Former Deputy Assistant Defense Secretary Evelyn Farkas also expressed skepticism. She told Newsweek it was "hard to see these latest deployments of military force as anything other than an attempt to change the conversation from Trump's deadly mismanagement of the coronavirus pandemic."

"I appreciate that our national security and homeland security operations cannot halt due to the current crisis, but it beggars belief that looking holistically at the threats our nation is facing right now, that ramping up narcotics interdiction would be very high on that list," said Farkas, who had oversight responsibility for counternarcotics operations as a Senate Armed Services Committee professional staff member.

"In general, Trump's approach, whether we are talking about the ridiculous wall, child separation, or chauvinistic military operations, has not been based on evidence or expertise to address the real issue of illegal narcotics flowing into our country," she added. "Ultimately, there is a need to respond if hostile actors are taking advantage of COVID-19, but again, there are more pressing threats—we know that Russian and Chinese disinformation is trying to capitalize on COVID-19, yet the President has done little to nothing."

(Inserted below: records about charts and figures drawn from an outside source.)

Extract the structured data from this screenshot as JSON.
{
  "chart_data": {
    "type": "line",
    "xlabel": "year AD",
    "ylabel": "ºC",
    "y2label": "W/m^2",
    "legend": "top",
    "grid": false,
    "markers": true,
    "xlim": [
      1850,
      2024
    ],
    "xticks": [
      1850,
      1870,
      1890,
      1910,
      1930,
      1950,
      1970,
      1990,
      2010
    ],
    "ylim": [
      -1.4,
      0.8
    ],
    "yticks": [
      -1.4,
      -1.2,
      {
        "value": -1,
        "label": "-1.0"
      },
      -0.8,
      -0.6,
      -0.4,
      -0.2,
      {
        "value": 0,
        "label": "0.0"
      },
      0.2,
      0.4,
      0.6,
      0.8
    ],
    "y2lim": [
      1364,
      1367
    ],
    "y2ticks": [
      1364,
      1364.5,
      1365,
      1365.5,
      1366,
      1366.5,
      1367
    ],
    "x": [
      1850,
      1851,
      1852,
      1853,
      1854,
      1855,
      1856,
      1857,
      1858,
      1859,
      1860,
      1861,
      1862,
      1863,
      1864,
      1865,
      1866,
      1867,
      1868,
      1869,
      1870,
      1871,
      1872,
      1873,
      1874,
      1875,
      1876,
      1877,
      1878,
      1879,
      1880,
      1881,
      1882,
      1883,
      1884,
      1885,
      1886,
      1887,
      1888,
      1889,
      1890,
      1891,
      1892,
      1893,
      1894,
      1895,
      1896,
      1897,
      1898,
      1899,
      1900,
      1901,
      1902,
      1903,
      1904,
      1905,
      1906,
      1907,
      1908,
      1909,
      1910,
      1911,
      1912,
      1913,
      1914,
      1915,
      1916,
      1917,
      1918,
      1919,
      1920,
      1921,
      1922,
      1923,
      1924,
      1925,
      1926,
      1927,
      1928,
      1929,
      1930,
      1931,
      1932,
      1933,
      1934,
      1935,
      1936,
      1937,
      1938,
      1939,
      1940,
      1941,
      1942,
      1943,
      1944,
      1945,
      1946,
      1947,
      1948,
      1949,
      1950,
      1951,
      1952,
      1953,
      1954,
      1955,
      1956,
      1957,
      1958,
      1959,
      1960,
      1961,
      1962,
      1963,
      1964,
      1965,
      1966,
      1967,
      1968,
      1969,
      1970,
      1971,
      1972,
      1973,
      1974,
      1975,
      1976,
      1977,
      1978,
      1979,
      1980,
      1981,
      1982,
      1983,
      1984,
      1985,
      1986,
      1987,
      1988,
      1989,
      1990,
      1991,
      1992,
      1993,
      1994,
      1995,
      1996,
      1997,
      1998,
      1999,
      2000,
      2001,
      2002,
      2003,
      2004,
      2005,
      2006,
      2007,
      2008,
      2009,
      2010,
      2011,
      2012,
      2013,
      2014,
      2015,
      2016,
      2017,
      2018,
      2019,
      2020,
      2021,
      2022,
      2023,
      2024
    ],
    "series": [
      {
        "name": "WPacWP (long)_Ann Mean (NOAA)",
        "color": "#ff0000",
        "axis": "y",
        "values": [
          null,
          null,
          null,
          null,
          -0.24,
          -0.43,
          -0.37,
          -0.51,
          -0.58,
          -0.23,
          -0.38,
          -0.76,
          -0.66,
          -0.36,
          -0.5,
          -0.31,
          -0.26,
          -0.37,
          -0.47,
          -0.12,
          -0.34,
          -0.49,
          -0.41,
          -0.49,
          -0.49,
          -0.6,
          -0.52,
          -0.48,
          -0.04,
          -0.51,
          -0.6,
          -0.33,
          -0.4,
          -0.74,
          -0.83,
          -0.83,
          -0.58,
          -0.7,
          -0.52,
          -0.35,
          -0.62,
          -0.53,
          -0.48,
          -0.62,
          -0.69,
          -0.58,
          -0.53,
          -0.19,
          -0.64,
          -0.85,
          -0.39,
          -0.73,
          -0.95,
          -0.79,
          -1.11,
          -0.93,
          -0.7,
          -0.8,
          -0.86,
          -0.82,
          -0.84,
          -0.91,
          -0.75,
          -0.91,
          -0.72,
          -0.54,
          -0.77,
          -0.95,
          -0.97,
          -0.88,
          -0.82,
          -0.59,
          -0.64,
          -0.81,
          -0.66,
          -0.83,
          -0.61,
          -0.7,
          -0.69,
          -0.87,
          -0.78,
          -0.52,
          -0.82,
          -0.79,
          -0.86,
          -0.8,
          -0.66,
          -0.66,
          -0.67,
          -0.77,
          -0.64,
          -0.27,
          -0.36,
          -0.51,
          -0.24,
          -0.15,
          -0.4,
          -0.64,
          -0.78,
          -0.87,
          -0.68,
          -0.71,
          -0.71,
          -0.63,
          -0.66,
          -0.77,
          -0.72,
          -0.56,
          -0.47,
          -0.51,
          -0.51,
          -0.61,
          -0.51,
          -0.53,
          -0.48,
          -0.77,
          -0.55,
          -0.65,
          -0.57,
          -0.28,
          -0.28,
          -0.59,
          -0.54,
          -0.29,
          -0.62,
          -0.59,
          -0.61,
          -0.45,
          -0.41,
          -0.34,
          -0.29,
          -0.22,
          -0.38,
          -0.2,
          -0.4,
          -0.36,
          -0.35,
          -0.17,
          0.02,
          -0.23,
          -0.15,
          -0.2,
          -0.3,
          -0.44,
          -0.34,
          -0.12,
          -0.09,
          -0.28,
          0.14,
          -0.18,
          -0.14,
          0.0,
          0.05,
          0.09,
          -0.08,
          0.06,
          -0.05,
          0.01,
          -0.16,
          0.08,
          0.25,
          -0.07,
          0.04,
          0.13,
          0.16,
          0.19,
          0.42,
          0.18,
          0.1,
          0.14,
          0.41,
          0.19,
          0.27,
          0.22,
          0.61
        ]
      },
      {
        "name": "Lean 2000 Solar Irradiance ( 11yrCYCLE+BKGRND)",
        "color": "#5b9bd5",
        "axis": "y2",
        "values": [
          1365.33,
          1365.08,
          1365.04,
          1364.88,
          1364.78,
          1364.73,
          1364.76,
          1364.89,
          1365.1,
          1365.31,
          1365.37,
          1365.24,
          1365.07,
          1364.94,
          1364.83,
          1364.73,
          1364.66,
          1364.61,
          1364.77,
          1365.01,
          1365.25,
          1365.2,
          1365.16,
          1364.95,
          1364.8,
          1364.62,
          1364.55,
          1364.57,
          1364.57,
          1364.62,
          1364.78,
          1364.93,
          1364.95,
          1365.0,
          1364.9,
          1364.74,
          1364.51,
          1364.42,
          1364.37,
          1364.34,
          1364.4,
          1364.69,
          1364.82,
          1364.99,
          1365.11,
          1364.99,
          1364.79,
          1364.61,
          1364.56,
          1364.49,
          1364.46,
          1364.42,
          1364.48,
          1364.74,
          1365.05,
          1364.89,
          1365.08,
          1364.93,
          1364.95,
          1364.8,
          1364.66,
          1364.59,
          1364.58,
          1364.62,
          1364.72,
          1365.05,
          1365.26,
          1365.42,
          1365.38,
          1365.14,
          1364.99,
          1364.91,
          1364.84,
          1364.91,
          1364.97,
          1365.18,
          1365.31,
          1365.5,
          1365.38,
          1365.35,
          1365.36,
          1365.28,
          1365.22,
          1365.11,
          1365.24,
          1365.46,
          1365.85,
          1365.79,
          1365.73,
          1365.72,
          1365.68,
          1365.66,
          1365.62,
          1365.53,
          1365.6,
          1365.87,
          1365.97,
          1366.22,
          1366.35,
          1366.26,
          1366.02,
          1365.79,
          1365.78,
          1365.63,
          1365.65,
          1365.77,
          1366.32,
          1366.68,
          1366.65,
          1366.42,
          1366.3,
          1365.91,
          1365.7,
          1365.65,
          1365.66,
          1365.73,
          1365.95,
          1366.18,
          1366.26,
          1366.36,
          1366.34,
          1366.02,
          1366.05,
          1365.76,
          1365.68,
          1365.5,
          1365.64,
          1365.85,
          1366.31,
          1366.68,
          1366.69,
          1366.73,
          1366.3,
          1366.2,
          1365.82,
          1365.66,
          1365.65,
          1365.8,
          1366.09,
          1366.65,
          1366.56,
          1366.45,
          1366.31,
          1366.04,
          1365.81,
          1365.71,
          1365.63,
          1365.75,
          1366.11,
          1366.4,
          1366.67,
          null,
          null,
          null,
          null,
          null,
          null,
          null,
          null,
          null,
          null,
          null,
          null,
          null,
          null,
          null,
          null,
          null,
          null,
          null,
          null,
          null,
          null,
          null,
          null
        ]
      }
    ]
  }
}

Maduro, too, dismissed the U.S. operation as a bid to change the conversation at home. "The Trump administration, in desperation, has tried to divert media attention to Venezuela. But they could not and will not! The media have turned their attention to the internal crisis that the American people are experiencing due to the Pandemic. We are at Peace!" a statement attributed to the leader read Thursday.

The Venezuelan president faces his own internal crisis with record hyperinflation ravaging an already-wrecked economy and political unrest. Maduro inherited a historic boom in economic growth under his late predecessor, United Socialist Party founder Hugo Chávez, but the country's GDP soon declined, experiencing a brief recovery before plummeting again in 2017, the same year the Trump administration imposed sanctions against the country.

Last month the U.N. High Commissioner for Human Rights Michelle Bachelet called on leading nations to ease sanctions—rather than exert pressure campaigns—on countries such as Venezuela.

"At this crucial time, both for global public health reasons, and to support the rights and lives of millions of people in these countries, sectoral sanctions should be eased or suspended," she said in a March 24 statement. "In a context of global pandemic, impeding medical efforts in one country heightens the risk for all of us."

coronavirus, map, covid-19, countries, world
A graphic provided by Statista shows the global spread of the new coronavirus as of early April 3. More than one million people have been afflicted, over 225,000 of whom have recovered and over 58,000 of whom have died. STATISTA Statista

The above graphics were provided by Statista.

April 14, 2020: This article has been updated to include a Cuban official's denial that the country was involved in any drug trafficking operations in the region.